I have a couple of hours today free, and although I am coughing like a smoker (even though I don't smoke!) as I am still a bit unwell, I am fine to project work.
I couldn't solder to the scraped traces, even using flux, so I soldered wires to the very tip of the contact points (after flux and soldering to the contacts); the top row is done. The wires are hot glued in place, and I have two holes drilled in the mobo so I can screw the mobo in place elevated above the casing. I will then snip off the ends of the mobo as I need the mobo to be small.
The cart mobo goes most of the way into the cart slot without resistance, and all of the wires connect to the cart slot pins; I checked them with my multimeter.
I just have the other side to do now.
I have decided to incorporate the following also into the project:
2nd joystick (PS1 and GameCube)
Headphone jack
external connectors to TV (composite and audio)
I don't need to solder wires to all the pins for each project obviously, for example if a system will only use one joystick then I only need to wire to the pins for one joystick; etc (although I accidentally wired up the RGB to the connections in this even though as I have a PAL N64 it only takes composite!).
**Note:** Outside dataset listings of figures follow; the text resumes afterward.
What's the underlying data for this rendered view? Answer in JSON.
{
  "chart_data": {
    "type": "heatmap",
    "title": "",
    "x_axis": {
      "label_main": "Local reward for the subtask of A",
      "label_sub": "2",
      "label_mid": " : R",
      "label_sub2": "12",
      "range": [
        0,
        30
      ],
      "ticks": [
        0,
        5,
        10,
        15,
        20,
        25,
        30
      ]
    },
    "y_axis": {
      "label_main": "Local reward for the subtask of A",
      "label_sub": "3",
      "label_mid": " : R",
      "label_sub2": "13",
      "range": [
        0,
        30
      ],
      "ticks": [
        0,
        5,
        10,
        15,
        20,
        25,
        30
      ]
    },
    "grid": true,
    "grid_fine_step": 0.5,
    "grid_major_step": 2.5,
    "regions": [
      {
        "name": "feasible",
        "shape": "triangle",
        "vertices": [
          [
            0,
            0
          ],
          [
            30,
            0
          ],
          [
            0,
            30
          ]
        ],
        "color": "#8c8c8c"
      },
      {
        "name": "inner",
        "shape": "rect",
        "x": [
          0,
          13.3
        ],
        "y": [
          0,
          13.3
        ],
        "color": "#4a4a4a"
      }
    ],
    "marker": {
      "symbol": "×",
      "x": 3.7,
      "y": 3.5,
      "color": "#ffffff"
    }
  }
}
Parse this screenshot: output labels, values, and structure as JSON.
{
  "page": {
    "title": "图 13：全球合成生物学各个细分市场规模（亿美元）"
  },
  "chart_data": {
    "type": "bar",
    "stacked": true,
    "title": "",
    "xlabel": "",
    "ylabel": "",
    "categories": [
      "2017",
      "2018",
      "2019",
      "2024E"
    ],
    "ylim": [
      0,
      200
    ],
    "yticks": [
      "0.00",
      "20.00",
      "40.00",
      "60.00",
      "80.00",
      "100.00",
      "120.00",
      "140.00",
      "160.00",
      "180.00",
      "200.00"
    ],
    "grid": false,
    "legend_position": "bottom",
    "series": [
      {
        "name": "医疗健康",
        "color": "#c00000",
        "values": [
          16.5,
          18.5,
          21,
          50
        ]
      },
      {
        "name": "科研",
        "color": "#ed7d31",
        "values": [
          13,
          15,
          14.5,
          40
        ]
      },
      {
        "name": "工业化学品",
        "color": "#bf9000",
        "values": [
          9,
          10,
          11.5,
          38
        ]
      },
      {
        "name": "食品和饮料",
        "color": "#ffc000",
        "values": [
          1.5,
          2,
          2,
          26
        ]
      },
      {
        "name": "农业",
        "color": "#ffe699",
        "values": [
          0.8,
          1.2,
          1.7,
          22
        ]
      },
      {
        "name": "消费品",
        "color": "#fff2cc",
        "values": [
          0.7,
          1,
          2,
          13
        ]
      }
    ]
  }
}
Re-worked the pin connectors:
Here is the finished article, all tested with multimeter and all works fine. I prefer having to wire to old game carts for each system rather than the other way around, as it makes much more sense sacrificing a bad N64 game for its mobo than breaking apart an N64 on each occasion for its cart slot and wasting that.
As mentioned before, the mobo doesn't go completely into the cart slot, however it does go in a fair way, and makes a slight "click" to indicate the mobo is over the contact pins ok. Nice.
The thick black and red wires are the power lines. (one pair for 7.4v and one for 3v), I also decided to use the twisted yellow and black wires to power the fan (7.4v).
Running out of time again today, back tomorrow on project.
I am in no rush at all on this project, I intend to get full enjoyment from making this multi system project and of course keeping this topic updated at every twist and turn in the effort of keeping this project fully documented.
I had to make this hacked game cart / cart slot part early in the project as I needed to know if I can make one easily (yes) and that it works fine (yes) and small (yes); there was no point making the system reliant on it to find I couldn't make it work, or make it later and find out it had to be bigger than planned and wouldn't work in the casing.
The next step in the project is to check that my memory card (I bought a couple of new ones) for the N64 works so I can reserve it for the project, and wire up the GameCube joystick into a third party N64 controller and make sure it works fine (with my N64 in the lounge). I can then open the NES gamepad as pictured before, and see if I want to use this in my project (or D-pad otherwise); I can then make a pair of battery holders and power connectors for the Li-ion cells, then rip apart a new PSone screen and start case-making and cutting.
I have a considerable amount of work to do, and lots of wiring - not the usual "A > B" connections (fairly easy to check) but "A > connector > cart slot pin > B" for everything, so I have to be careful as one slip up might send something down the wrong wire and fry the system or be hard to work out what the problem is to resolve.
I wasn't going to do this today, snatched last minutes and did it anyway.
Wired up the controller to the N64 joystick; easy that way. If the GameCube joystick works fine, I know all is good. This is one of my many N64 controllers, I used this one as it has a button missing on the front, and I quite like the sloped top buttons, I will probably use them as Start and Select on my project.
It is all ready for me to test tomorrow.